Former Yukon premier Pat Duncan is the territory’s new senator. (Mike Thomas/Yukon News)

Pat Duncan says she’s honoured to be named Yukon’s senator

‘I just want to thank Yukoners for their support … I will do my very best to represent them’

When Prime Minister Justin Trudeau phoned Pat Duncan to say he would be recommending her to the senate, she said she told him it would be an honour and a privilege to assume the role.

“That’s where I’m at right now,” Duncan told the News on Dec. 13, a day after her appointment was formally announced. “I truly feel this is an honour. I’m keenly interested in the changes brought about in the senate.”

Duncan, along with three other appointees in N.W.T., Ontario and Nova Scotia, have brought the number of senators up to 105, a full upper chamber.

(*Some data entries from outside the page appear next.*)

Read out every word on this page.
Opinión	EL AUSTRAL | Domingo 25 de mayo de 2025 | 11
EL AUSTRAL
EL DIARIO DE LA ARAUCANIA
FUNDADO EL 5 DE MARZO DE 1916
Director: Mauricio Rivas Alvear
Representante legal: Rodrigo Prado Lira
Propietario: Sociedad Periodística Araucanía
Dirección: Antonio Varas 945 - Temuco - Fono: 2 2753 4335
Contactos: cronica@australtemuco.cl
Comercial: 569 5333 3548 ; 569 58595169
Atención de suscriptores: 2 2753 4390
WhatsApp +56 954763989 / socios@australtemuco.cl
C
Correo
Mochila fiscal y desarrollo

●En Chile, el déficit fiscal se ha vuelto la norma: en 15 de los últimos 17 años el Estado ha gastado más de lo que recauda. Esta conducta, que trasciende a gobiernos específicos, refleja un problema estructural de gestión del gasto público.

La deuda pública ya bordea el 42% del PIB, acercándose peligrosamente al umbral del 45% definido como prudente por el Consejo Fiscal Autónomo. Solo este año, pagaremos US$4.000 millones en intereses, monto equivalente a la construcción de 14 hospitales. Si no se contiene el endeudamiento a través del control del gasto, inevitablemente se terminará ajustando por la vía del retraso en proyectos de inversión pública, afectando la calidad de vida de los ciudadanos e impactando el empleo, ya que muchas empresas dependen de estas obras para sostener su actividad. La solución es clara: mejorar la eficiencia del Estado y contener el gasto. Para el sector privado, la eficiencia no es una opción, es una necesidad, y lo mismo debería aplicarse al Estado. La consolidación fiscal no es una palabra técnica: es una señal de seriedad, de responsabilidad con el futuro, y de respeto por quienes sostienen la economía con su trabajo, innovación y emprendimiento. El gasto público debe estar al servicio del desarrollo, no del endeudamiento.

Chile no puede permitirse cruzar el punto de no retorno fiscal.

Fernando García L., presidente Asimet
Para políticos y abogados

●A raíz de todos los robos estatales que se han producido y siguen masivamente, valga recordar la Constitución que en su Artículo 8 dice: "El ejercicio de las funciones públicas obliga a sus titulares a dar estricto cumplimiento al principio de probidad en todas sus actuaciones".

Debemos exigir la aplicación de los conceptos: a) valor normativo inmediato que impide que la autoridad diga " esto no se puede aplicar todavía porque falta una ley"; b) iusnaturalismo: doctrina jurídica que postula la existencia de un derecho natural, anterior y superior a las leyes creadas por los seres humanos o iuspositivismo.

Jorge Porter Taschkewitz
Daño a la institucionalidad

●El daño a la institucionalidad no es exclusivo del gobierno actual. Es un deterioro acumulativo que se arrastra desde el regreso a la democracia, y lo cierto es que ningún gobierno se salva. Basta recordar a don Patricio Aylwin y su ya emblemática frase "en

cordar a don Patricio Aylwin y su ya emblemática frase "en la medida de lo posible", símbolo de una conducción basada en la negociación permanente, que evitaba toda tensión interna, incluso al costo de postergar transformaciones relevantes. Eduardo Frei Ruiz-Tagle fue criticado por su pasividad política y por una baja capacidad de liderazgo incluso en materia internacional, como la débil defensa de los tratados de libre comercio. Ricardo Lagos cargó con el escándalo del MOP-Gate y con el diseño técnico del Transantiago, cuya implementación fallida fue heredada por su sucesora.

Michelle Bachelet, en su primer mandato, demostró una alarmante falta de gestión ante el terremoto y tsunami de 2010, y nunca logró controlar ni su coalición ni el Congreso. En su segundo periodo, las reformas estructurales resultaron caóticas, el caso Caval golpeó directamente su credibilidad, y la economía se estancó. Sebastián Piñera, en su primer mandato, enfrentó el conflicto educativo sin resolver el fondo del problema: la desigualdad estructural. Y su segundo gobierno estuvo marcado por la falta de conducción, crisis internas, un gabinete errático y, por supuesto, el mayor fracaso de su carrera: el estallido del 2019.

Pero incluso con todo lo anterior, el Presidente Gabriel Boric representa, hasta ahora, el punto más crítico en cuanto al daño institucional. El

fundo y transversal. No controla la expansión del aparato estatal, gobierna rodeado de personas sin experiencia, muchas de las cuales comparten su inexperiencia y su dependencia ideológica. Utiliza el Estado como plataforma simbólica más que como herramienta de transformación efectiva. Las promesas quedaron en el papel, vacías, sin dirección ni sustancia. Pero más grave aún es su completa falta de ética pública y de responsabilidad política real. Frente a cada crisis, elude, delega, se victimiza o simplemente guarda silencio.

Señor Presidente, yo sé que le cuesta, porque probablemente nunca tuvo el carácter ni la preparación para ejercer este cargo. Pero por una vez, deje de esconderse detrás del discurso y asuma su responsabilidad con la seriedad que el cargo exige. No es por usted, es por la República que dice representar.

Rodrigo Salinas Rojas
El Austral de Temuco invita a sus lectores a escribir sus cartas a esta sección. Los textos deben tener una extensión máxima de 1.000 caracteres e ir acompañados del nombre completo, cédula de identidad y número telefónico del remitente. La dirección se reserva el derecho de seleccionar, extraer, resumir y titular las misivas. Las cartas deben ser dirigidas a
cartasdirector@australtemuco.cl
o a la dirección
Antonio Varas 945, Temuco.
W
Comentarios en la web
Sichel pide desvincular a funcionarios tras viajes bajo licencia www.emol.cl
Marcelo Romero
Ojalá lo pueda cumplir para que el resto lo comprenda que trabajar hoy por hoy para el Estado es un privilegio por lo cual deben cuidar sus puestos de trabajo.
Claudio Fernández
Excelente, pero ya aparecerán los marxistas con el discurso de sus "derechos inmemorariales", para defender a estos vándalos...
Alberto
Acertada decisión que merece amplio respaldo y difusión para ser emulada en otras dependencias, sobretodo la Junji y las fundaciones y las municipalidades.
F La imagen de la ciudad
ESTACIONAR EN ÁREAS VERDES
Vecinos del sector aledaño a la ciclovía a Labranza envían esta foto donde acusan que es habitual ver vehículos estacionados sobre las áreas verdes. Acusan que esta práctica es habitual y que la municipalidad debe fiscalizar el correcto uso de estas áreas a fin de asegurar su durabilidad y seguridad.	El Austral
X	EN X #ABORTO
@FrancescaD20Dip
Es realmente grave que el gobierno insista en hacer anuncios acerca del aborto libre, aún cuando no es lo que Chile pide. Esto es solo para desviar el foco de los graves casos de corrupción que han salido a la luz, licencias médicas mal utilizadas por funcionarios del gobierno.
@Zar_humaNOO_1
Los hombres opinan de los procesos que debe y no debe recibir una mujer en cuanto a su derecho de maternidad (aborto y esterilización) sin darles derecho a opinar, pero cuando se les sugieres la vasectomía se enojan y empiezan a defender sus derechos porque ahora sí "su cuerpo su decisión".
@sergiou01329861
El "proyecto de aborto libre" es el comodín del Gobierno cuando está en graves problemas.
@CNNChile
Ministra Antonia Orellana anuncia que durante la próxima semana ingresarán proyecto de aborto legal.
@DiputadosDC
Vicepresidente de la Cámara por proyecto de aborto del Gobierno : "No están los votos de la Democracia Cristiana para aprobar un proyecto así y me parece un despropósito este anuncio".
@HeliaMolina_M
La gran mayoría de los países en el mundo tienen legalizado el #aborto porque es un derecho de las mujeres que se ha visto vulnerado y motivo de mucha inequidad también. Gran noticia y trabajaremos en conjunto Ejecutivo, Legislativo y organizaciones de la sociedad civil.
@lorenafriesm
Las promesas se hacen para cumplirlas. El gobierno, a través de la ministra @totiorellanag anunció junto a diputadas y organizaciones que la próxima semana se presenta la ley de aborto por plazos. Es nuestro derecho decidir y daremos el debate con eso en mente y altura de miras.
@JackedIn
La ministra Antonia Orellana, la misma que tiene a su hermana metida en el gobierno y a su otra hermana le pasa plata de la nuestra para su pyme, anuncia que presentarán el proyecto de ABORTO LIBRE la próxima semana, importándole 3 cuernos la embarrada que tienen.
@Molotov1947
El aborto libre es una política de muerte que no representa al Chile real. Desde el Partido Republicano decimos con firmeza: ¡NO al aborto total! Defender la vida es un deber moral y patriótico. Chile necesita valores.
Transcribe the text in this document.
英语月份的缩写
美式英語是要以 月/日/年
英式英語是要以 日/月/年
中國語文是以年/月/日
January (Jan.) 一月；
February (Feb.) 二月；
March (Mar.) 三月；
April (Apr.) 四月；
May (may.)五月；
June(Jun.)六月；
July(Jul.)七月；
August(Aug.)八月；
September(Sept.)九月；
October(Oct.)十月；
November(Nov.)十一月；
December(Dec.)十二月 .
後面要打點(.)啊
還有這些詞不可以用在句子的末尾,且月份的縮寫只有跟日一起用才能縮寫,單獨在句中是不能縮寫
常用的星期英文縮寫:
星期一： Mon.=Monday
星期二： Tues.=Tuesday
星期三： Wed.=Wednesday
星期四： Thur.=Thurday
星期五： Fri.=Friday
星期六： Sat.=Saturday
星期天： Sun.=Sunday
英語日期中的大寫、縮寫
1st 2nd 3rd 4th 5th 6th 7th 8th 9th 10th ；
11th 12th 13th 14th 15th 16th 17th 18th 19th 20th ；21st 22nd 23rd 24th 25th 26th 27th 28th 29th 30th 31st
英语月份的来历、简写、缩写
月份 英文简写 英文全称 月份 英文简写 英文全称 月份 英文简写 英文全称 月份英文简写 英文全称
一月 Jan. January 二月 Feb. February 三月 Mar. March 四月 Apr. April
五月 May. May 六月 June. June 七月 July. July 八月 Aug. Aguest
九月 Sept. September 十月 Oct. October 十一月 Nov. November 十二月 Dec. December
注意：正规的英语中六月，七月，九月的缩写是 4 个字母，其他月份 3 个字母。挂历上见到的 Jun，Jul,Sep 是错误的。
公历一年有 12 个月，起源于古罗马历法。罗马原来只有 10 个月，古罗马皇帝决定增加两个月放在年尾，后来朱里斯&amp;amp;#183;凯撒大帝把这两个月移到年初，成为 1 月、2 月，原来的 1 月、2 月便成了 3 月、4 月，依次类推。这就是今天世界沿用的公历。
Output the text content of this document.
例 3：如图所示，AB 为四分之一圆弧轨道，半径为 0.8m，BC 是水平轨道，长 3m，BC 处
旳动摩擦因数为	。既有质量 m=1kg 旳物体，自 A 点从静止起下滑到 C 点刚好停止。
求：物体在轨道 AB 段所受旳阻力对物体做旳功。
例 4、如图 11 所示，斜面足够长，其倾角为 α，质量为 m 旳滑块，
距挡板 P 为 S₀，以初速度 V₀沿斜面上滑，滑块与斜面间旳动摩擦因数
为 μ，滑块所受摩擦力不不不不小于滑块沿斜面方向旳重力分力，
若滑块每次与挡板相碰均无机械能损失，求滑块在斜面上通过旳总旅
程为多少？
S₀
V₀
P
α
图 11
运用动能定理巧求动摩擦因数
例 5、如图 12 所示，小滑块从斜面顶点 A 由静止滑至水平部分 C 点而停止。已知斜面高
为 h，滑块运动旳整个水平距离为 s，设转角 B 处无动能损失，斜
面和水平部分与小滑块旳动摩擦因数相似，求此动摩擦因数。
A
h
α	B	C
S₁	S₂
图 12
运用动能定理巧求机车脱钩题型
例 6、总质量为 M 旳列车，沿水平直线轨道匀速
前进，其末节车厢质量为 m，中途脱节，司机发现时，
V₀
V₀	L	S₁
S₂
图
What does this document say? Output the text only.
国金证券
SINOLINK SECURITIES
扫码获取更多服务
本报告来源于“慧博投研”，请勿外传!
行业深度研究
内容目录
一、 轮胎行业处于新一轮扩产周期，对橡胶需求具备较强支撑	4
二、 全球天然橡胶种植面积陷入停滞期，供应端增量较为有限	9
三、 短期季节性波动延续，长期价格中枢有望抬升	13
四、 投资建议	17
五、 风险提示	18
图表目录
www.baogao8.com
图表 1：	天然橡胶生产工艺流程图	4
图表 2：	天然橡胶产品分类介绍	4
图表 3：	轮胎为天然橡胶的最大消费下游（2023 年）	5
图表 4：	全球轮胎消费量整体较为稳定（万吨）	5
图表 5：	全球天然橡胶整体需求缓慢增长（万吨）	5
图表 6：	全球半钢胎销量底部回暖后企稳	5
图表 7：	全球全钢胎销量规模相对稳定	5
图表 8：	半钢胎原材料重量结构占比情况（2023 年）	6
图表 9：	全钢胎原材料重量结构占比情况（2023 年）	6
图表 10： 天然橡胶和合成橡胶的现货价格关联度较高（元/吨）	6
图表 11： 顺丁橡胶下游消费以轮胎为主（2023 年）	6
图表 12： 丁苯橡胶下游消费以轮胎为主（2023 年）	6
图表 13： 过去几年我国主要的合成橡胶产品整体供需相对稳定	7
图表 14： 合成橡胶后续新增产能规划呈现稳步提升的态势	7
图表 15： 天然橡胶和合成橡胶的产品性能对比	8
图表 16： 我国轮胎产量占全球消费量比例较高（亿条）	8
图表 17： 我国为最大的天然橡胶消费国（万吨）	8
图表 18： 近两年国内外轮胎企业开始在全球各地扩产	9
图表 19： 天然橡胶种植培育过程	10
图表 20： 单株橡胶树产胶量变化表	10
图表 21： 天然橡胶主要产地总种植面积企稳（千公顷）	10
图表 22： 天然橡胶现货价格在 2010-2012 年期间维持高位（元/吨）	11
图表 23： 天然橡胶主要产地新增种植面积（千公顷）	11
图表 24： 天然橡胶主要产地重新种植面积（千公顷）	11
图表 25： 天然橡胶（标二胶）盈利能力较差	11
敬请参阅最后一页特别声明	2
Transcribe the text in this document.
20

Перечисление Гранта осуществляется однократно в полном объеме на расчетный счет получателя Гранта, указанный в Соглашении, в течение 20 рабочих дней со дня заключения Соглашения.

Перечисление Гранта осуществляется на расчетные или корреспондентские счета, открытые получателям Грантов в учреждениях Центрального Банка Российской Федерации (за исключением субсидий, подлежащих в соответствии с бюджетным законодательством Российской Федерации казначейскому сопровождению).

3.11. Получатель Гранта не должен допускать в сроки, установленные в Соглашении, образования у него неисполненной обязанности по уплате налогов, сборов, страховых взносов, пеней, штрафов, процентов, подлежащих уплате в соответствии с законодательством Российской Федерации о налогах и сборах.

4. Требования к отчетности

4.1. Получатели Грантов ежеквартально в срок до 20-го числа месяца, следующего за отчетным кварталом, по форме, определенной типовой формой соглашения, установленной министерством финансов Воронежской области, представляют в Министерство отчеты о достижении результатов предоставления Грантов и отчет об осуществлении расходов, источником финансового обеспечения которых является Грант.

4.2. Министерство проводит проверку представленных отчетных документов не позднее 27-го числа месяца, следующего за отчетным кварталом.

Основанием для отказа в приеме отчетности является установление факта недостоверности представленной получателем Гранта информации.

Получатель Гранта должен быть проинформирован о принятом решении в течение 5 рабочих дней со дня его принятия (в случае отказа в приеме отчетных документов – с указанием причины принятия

It’s a change that’s been eight years in the making.

During the phone call, Trudeau, Duncan said, acknowledged her work as a Liberal MLA in the Yukon but emphasized the need for independence.

She will join the Independent Senators Group, where there are 54 members, the highest proportion of any other in the upper chamber.

“I understand the need for independence from the government, from party lines and so on,” Duncan said.

As an MLA, she said she lobbied hard that appointments of major boards and committees be independent.

“And that’s exactly the same sort of model that senators are chosen, as well,” she said.

“We’re there to serve the people, and that’s what I like to do.”

Duncan said her work at the legislative assembly and as a public servant has prepared her to be a senator.

Her time at the legislature spanned 10 years. From 2000 to 2002, Duncan served as the Yukon’s first female premier.

Duncan said there’s been “enormous” changes in the last decade or so in the Yukon, some of which she played part in.

Those major files include signing the Yukon’s devolution agreement with the federal government when she was premier and helping negotiate final agreements with First Nations, she said, including Ta’an Kwach’an’s.

“To bring some agreements to conclusion, it meant so much to all Yukoners, to have a self-governing First Nation,” Duncan said. “It’s how we live together. To have an understanding and an appreciation of the land claim agreements is key to our lives as citizens. I think we’ve set an example. We’ve led the way in many ways.”

Prior to her time in politics, Duncan served as the executive director of the Yukon Chamber of Commerce. She has also worked as a public servant and manager of claimant services for the Yukon Workers’ Compensation Health and Safety Board, according to a Canadian government press release.

“I just want to thank Yukoners for their support, their encouragement, and I will do my very best to represent them,” Duncan said.